Just beyond the parts bush was a stalk growing dodecahedra like Brussels sprouts. "Those are ships."

They turned. The ship rippled in neon colors against a lavender sky, glassed from top to bottom. The open hatch above them was filled with filamental snowflake patterns.

"Ah, God!" Dan was revolted, and moved as if to strike at the web.

"Wait!" Dessy grabbed his arm. "Don't panic. I think it's trying to talk."

"That's a heck of a leap!"

"So? Anyway, look before you smash something. Like, this pattern."

"It isn't even pictorial, just a straggly web."

"OK, why's it straggly? My wonder doesn't do straggly things."

"No? Oh. These are pentagons in the middle. Hexagons or triangles at the edges, see? But in the middle, there's this straggly cluster of pentagons, uh, ten, eleven, twelve of them. And one has a square in it."

"Twelve pentagons? What's that?"

"The ship?"

"It's a picture of the ship," Dessy said firmly.

"More of a map."

"OK, a map if you like, a picture from all sides at once. That's how it perceives, by touch, see? So it knows all sides at once. It can't be an accident; look here." Her finger was on the pentagon with a square in it. "If this is a map, that's a map of the hatch, right?" Dan nodded. "What do you see in it?"

He peered close. "Oh, God." In the square was a cunning duplicate of the pattern that filled the hatch.

"A map alone might be mimicry, but this is a map of a map. That's different."

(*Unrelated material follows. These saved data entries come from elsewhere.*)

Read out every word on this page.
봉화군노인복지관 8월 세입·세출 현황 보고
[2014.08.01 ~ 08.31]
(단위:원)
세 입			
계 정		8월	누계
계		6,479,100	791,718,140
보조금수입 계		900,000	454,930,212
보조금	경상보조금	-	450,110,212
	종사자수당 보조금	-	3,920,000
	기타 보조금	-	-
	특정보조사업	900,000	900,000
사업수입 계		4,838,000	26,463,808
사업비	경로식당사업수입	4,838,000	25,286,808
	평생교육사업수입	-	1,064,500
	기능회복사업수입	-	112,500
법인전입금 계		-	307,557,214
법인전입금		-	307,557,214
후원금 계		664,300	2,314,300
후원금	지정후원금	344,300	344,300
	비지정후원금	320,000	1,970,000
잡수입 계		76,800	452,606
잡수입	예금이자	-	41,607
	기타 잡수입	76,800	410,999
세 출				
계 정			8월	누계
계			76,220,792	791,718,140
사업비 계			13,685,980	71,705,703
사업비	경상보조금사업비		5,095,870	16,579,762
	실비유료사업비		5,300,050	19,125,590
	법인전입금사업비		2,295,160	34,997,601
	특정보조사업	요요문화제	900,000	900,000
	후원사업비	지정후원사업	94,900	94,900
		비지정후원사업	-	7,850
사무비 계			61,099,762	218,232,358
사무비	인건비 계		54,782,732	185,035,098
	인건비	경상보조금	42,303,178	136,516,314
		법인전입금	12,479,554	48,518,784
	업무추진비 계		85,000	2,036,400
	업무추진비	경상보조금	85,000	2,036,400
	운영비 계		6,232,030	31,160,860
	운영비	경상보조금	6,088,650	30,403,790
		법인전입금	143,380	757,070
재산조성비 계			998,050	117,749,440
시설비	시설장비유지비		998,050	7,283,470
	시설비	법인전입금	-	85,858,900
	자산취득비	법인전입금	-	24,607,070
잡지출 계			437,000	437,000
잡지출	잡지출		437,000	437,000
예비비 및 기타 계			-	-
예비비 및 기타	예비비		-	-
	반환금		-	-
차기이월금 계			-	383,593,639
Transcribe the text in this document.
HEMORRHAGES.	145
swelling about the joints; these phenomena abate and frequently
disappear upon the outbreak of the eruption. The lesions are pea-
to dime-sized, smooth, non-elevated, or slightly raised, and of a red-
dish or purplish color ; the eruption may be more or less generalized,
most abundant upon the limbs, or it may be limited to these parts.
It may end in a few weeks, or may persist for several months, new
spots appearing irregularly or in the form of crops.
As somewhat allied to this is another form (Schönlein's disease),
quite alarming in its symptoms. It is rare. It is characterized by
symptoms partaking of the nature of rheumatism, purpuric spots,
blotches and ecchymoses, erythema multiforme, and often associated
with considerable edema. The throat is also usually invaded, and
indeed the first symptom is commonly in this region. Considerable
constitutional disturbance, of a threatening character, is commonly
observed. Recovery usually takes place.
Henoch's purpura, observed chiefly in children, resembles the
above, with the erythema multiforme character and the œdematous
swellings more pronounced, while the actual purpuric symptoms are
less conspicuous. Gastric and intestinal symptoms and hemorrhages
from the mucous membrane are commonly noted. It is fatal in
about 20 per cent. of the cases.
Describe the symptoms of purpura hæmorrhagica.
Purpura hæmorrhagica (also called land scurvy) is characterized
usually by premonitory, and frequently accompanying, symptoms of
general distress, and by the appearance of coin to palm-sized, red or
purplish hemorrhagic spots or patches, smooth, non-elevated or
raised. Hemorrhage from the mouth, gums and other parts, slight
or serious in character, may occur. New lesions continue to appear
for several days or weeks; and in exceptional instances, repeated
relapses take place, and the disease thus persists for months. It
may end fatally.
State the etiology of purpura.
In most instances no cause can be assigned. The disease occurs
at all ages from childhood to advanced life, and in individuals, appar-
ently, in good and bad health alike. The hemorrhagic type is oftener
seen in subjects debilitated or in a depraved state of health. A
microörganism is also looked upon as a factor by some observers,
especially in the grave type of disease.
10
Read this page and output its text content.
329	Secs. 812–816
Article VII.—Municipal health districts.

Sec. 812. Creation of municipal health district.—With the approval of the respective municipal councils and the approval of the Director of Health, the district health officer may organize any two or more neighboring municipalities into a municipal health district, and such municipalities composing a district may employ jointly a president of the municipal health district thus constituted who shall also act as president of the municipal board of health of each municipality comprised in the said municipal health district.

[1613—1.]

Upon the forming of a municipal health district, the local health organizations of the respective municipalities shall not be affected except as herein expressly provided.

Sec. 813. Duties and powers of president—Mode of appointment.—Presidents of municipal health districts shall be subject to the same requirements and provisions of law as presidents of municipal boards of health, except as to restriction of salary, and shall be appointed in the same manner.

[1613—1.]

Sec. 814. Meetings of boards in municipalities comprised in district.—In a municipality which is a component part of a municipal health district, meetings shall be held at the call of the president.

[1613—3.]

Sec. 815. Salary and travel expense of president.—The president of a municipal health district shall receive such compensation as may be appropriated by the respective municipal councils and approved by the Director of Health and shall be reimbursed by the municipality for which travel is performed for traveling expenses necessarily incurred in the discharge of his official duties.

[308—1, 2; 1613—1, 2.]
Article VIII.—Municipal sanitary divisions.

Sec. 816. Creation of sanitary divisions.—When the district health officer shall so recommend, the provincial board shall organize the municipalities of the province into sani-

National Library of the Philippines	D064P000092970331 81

"A system that comments on itself..."

"It's intelligent."

"Dessy..."

"It's alive and it's trying to talk."

"Wonderful. Ask it to let us into our ship."

"I will!" She reached up her forefinger and delicately pecked the map from the model doorway. It fell in a single glittering flake. There was a moment of suspense. Then, like frost under a breath, the pattern began to vacate the doorway. "Whoo!" exulted Dessy, dancing.

"Dessy?"

"A diamond mind. Did I ask a Question, or what?"

"Dessy!"

She struck a contrite pose under the work light, trying to press the grin out of her lips. "Yes, Dan?"

He felt like a traitor. "Dessy, by law, intelligent beings are enfranchised and own their home worlds." Her face fell. "You can't claim them." Her fists balled. "So if it's intelligent--"

"Shut up!"

She faced away and would not talk again, staring out at the last turquoise band of sunset, shaking her head when he urged her to go in. At length he went in alone to sit in the dinette, drinking. Eventually he slept, for which, in later years, he fiercely damned himself.

In the morning, diamond light pouring in the open hatch made the cabin lights wan and tawdry. He pulled on goggles and went out into the glare. Dessy was nowhere about, but where the camera plant had been, a hand plant now grew, left and right hands as delicate as any Steuben crystal, watched over by clusters of eyeballs hanging like grapes from veiny tendrils.

By noon, he could recognize the lobby of the hotel.